Wednesday, November 24, 2010

2 the structure of the field

18 Script 2

The questions then are this.  What shape would the field take and what precisely would be the type and kind of particles that make up the field?  Here the solution was found in a simple rule of correspondence.  In effect everything is the sum of it's parts.  Take any three dimensional object, be it a brick or a stick of wood - then what we see and measure of the object itself is simply a collection or congregation of atoms and molecules that that are somehow bound together to create the visible, identifiable object itself.  Break down the object, grind it down to its very smallest parts and we'd be left with a puddle of atoms that were previously assembled and bound into that shape.  In the same way the proposal is that we take our 'clues' from what is known of the magnetic field and build from there.

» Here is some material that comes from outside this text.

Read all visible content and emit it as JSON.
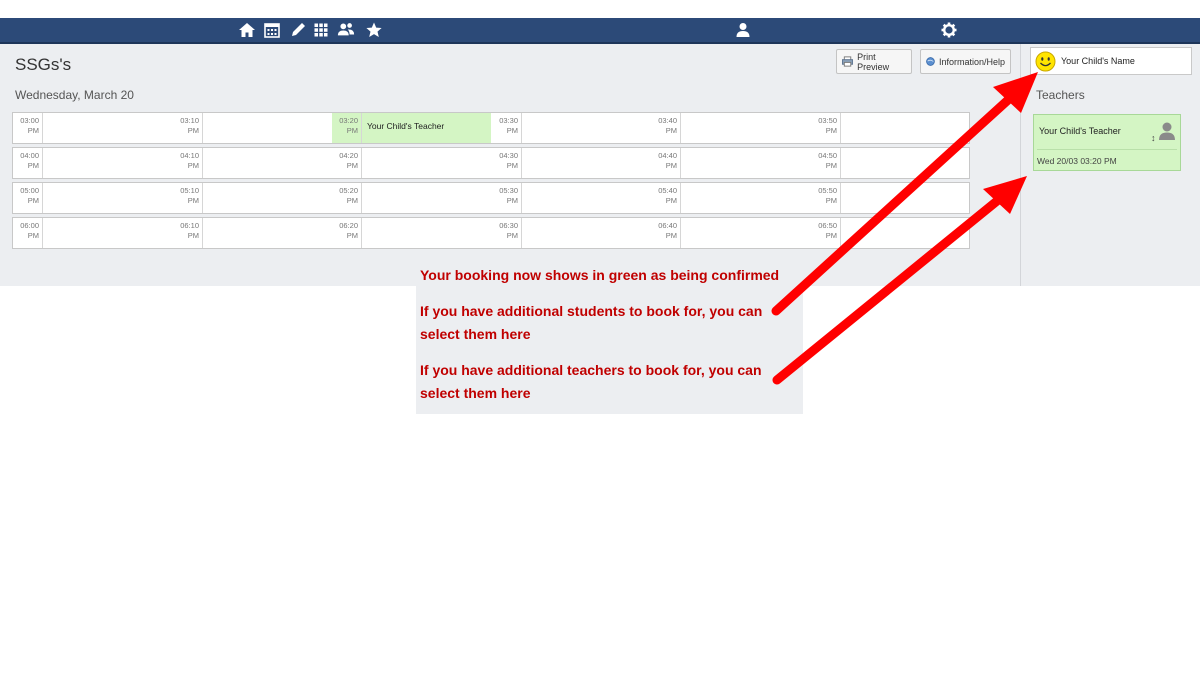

The first point is that the field seems to comprise what Faraday referred to as 'lines of force'.  In effect the proposal was that the magnetic field comprises lines that move from one side of a permanent magnet to the other side, north to south.  If the field comprises particles then these lines of force would, in turn comprise particles.  And if there is a distinct north and south pole to each permanent magnet - then in the same way, following that same correspondence, then the particles would each have a north and south pole.  Effectively they'd be a magnetic dipole.

As to their shape?  We know that we only need to look to symmetry and this because of the conclusions to Bell's theorems which, loosely paraphrased, state that 'the statistical predictions of the quantum theories ... cannot be upheld with local hidden variables'.  All he was pointing to is this.  On a deep, a profound and fundamental level there has to be absolute correspondence - absolute symmetry.  Else matter would not be able to manifest in a stable and coherent way.  In effect he proved that if nature was not that economical and exact with all her rules - if she was not that precise on the very, very small scale - then we would not have this manifest assembly of our structured universe and its miracles of matter presented as it is - one thing distinct from another.  If all was variable then all would be chaos. The most perfectly structured, the most perfectly symmetrical shape is a sphere.  So.  I modestly propose that, just perhaps the basic particle, many of which make up a field, is also shaped as a sphere.  A perfectly round bead.  A ball.  And one half of that ball would be a north and the other half a south. That way the two charge potentials would be locked in a single particle forever married and neutral - but having the precise differences in charge to respond to each other and to all the other particles in the field.

Then the assembly of those particles is relatively straight forward.  They would align as magnets align.  Head to toe.  North to south.  That would form a long string.  And for absolute balance and symmetry, those strings would then close its open ends to form a circle.  I have no idea how long each string needs to be to then form that closed loop or that necklace.  Nor how many necklaces would then make up a field.  But I am reasonably satisfied that to fill all that 'space' that volume of the field itself, it would probably require a variety of lengths and those lengths would logically correspond to the shape of the field as a whole.  (2 Riaan's picture of the single to multiple lines of force from a magnet) And when one introduces differing lengths to the strings then one also introduces a partial imbalance.  One string is marginally different to an associated string.  This would inevitably result in 'like charge' aligning with like charge.  And this, in turn would induce a repulsive moment when the two particles would move apart from each other.  And that movement would induce a 'like movement' in the entire string.  One particle cannot simply move in space if it's fixed inside a line of like particles.  They would all move, one step forward, say.  And this would therefore result in an orbit of the entire necklace.  And in the process of describing that orbit, then other particles in that necklace would move towards other like charges in neighbouring strings.  And the same repulsions would induce more and more movements through more and more necklaces throughout the field.  Eventually all those strings would orbit - all in a shared direction or with a shared justification - and this then would account for the extraordinary velocity of the particles in the magnetic field.  Everything would be spinning at pace and in one direction.

But to analyse the basic properties of the string it is evident that there are various potential spatial dimensions of this.  A single string in the form of a necklace would be one dimensional having only  length.  (1 Riaan's picture of the necklace) Many strings forming a series of concentric circles - something like a saucer - would be a two dimensional field having width and breadth but no depth.

Many saucers piled, one on top the other, would be a three dimensional field.  (Riaan's picture of the torus)

So here's the thing.  Each particle is neutral comprising as is here proposed a magnetic dipole.  Each particle has a field justification which then proposes that the particle itself has one of its two potential charges.  But each orbit cancels out the potential charge in the field making the entire field absolutely neutral.  One can then say that a neutral particle has a justification in a neutral field determined by the orbit of that entire field.